吾亦紅につけて、|威子 (note.com)
その後、みとう。さんにアニメーションを付けていただきました。無限チャイナ
niña presents Girls only compilation album 「Gokai」(2023.10)
ありがたいことに、女子会コンピ第5回にもお声かけいただき、GUMIちゃんとkokoneちゃんのデュエット「李花の果て」という楽曲を書き下ろしました。第5回ということでテーマは「誤解」。僕は、李の花を選びました。
こちらも無料DLできます。
niña presents Girls only compilation album 「Gokai」 - niña - BOOTH
下記ファンボックスに、猿楽雅さんの全曲レビューが掲載されています。各作品について、今回のテーマである「誤解」を各楽曲から丁寧に汲み取り、女子会コンピということで女性的な感性にも着目して、詳細にレビューをしてくださっています。アルバムと一緒に是非楽しんでいただければと思います。

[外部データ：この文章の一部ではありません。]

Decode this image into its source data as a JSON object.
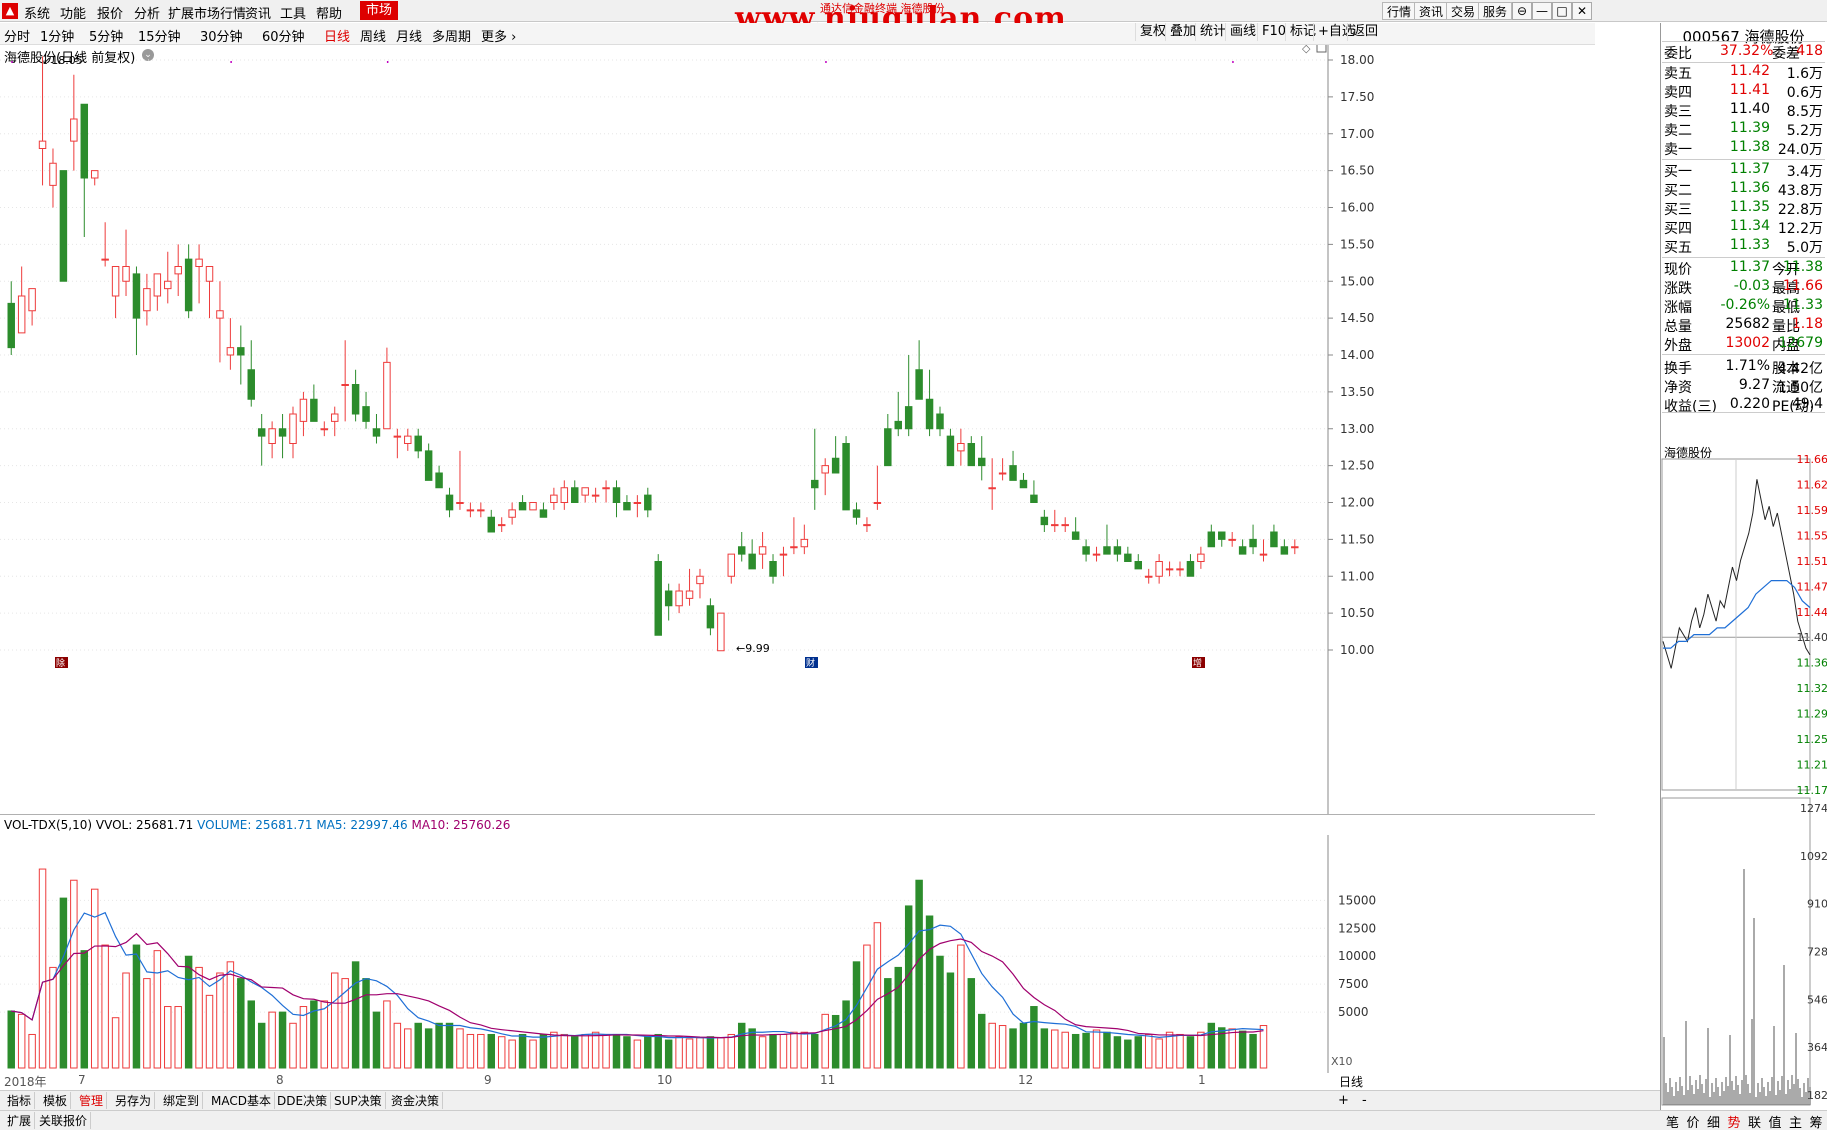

「Gokai」全曲レビュー【猿楽雅編】|*yuuka|pixivFANBOX
parlare niña(2023.12)
女子会コンピに2回参加させていただき、そのご縁もあってniña Presentsの別のコンピレーションアルバムにもお声掛けいただき、参加させていただきました。心華ちゃんのオリジナル楽曲「月兎の涙に溺れて」を書き下ろしました。「少女の戯れ言」というテーマで、あったかもしれないifを描いてみました。

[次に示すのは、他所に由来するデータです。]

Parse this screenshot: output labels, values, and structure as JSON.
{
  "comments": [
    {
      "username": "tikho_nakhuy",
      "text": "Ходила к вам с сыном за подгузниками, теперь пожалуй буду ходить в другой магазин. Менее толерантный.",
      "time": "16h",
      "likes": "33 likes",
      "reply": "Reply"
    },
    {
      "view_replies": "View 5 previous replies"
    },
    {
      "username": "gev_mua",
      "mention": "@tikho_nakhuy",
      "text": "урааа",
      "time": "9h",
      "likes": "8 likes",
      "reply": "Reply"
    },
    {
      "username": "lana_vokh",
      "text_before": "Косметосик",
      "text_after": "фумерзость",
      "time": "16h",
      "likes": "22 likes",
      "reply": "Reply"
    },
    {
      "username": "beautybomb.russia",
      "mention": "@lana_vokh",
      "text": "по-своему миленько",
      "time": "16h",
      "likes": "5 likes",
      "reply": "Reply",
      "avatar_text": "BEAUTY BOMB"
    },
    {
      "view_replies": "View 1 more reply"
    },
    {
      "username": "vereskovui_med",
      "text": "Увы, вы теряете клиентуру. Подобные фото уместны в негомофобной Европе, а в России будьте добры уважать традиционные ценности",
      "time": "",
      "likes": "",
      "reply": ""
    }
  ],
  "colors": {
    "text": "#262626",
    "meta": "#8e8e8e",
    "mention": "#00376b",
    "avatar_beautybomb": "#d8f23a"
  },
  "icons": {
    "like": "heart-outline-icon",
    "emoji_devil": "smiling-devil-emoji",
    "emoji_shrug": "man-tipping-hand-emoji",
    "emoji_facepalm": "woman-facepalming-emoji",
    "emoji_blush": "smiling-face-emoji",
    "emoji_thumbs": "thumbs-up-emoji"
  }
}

parlare niña - niña - BOOTH
こちらの楽曲は、動画として投稿予定があるのですが、今ニコニコ動画がこのような状況ですので、復旧を願いながら準備を進めたいと思います。
大好きなイラストレーターさんと、大好きなギタリストさんにお力添えをいただき、こちらのコンピのオリジナル版からさらに深く繊細に表現ができた作品に仕上がっていると思いますので、楽しみにお待ちいただければ幸いです。
こちらもまた猿楽雅さんが全曲レビューしてくださっています。嬉しい。
parlare niña全曲レビュー【猿楽雅編】|*yuuka|pixivFANBOX
Voice's Acter Collection 春号(2024.4)
古書店文月堂さん(主催:藤杜錬さん https://x.com/fujimori_r)の合同誌に参加させていただきました。春をテーマにしたイラスト、漫画、小説、曲…とても充実した豪華な1冊(アルバムCD付き)です。
心華ちゃんのオリジナル楽曲、「春の夜の」を書き下ろしました。舟のように傾いた月が煌々と見えたり、朧に霞んだ満月が見えたりするのが楽しくて、春だな~と思いながら夜道を歩いて曲や歌詞のラフを考えていました。
同時に販売されていたアクリルスダンドも豪華でおすすめです。
Voice's Acter Collection 春号(古書店文月堂)の通販・購入はメロンブックス | メロンブックス (melonbooks.co.jp)
niña Presents 台湾加油(2024.07)
台湾東部沖地震の復興支援に寄付される、全38曲のコンピレーションアルバムに参加させていただきました。
台湾加油 - niña - BOOTH
既存曲OKということで、音源としては配布していなかった心華ちゃんの楽曲、「少女的オーバーフロー算術」という作品(のリマスター)で参加させていただきました。
ボカコレ2022春参加作品なので、2年以上前に制作しています。
動画にはみとう。さんのイラストを使用させていただいているのですが、piaproでこちらのイラストに一目惚れし、どうしてもみとう。さんのイラストで音楽を作りたいという想いで、突然ボカコレに向けて制作を始めました。
イラスト「オーバーフローちゃん」 (piapro.jp)
この頃から、みとう。さんの作品に心動かされ、そしてここまで制作をつづけられているのもまた、みとう。さんのおかげだと思います。
2023-2024年のまとめでした。
2024年はまだありますが、現時点で一区切り、ということにしたいと思います。
同人誌やコンピなどお声かけくださる皆様、いつも作品を読んだり聴いたりしてくださる皆様には、心より感謝申し上げます。